Another optimization I will have to handle is dup and such. Say a value is read from a value such a dup is performed. For swap and other operations these would actually cause copies when stack entries are not sourced from locals. So as such, I will need to have caching on stack values too. Flushing would have to do both, although stack items are always temporary.

22:05

So next instruction to handle after a load is invoke of a special method. Special methods have a set of rules which change if the call acts just like a virtual call or it is an explicit method call. So as such, the linkage to use will vary. I suppose for simplicity if it maps to a virtual invoke that it will just the virtual invoke handler, while if it maps to a special one it will map to that. One thing to consider is that there will need to be multiple types of method references. So this means the global pool that is used will need method references for specials.

22:09

I will need to check if such a call is valid and determine that during link time. Since at JIT time it will not be known if a method can call another method.
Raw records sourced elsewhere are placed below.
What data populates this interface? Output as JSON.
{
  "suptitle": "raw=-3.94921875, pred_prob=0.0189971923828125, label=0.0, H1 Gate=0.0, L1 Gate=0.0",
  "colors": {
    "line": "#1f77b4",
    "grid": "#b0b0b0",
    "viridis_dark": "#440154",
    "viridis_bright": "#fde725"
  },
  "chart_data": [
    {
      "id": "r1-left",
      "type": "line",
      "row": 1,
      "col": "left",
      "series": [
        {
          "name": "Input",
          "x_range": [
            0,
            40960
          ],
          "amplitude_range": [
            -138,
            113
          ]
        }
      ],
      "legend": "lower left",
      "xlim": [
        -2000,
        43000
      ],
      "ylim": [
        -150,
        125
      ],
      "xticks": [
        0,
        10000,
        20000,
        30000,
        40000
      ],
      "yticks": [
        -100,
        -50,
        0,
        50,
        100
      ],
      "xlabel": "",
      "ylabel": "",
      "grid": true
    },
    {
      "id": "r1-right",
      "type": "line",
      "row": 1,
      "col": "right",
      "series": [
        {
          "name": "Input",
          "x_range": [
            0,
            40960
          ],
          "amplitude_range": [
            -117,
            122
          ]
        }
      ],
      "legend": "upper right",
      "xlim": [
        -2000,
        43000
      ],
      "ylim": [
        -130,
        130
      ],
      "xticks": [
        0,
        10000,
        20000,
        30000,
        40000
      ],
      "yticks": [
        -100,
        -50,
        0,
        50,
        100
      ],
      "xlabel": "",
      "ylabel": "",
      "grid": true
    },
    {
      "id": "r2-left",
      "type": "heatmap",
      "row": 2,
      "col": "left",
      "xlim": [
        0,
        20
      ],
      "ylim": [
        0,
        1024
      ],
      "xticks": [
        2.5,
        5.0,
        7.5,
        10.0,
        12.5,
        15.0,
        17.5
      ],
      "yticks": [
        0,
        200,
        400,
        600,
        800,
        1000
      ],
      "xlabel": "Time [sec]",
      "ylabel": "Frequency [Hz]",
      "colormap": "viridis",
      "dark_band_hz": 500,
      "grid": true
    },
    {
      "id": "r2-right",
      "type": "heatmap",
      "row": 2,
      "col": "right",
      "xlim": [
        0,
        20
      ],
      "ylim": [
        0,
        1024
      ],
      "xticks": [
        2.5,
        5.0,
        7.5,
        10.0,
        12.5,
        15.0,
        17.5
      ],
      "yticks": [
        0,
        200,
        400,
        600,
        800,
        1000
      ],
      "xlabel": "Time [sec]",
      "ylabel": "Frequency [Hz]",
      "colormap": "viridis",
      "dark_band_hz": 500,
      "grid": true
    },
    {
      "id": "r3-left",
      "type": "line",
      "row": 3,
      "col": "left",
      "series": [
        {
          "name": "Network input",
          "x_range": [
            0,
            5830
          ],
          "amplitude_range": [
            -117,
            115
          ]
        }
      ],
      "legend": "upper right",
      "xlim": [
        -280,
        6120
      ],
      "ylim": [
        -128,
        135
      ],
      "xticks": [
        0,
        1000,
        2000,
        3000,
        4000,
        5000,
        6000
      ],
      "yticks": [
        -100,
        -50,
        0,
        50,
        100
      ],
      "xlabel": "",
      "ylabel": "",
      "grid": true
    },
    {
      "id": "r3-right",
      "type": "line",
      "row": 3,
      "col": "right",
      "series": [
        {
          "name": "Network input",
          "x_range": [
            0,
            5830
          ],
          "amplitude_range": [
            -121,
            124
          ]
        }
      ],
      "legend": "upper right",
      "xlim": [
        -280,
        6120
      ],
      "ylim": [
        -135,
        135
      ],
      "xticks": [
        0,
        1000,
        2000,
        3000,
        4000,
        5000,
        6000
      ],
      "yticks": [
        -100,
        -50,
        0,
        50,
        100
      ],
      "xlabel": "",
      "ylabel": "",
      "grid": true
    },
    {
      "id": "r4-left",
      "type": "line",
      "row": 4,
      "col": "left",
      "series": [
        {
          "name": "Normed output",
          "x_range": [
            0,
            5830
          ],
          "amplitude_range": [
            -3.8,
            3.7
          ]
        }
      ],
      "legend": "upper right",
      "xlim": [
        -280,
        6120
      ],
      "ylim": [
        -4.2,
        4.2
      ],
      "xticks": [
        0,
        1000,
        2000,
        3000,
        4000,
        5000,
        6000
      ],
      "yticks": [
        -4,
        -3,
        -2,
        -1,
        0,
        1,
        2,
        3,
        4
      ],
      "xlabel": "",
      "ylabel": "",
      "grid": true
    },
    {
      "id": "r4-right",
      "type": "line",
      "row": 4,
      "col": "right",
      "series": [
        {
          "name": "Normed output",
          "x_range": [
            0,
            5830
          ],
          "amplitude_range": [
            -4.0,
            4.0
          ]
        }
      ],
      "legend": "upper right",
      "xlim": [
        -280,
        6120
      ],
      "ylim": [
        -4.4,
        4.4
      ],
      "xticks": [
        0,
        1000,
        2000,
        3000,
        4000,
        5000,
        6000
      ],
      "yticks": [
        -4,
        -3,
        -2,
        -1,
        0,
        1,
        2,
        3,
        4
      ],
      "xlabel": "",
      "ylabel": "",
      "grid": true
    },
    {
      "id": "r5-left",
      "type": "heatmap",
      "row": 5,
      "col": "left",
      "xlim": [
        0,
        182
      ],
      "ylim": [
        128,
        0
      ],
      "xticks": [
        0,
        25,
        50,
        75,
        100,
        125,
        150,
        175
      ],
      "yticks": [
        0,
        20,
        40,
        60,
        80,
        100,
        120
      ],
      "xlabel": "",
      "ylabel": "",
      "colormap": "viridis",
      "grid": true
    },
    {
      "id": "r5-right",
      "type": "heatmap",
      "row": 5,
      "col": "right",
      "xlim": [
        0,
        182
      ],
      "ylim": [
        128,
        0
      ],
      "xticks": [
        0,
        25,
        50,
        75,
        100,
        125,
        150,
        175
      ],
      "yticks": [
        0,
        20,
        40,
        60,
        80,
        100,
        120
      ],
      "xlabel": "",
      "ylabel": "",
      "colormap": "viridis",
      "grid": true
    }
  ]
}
Using the basic pool information it will need call source (the current method and class) along with the target method and the invoke type it uses.

22:14

The generic pool of course can handle such things. I suppose to reduce the space complexity required to handle such things, I can have a reference to a method and then a call linkage associated with it. The call linkage has the from and to source and the type. So when a direct method reference is used it can point to the method data with its flags and such. Then the secondary linkage can use that information to determine if the call is valid or not. This way if a bunch of source methods end up calling a large number of methods there would be many duplicates of the source.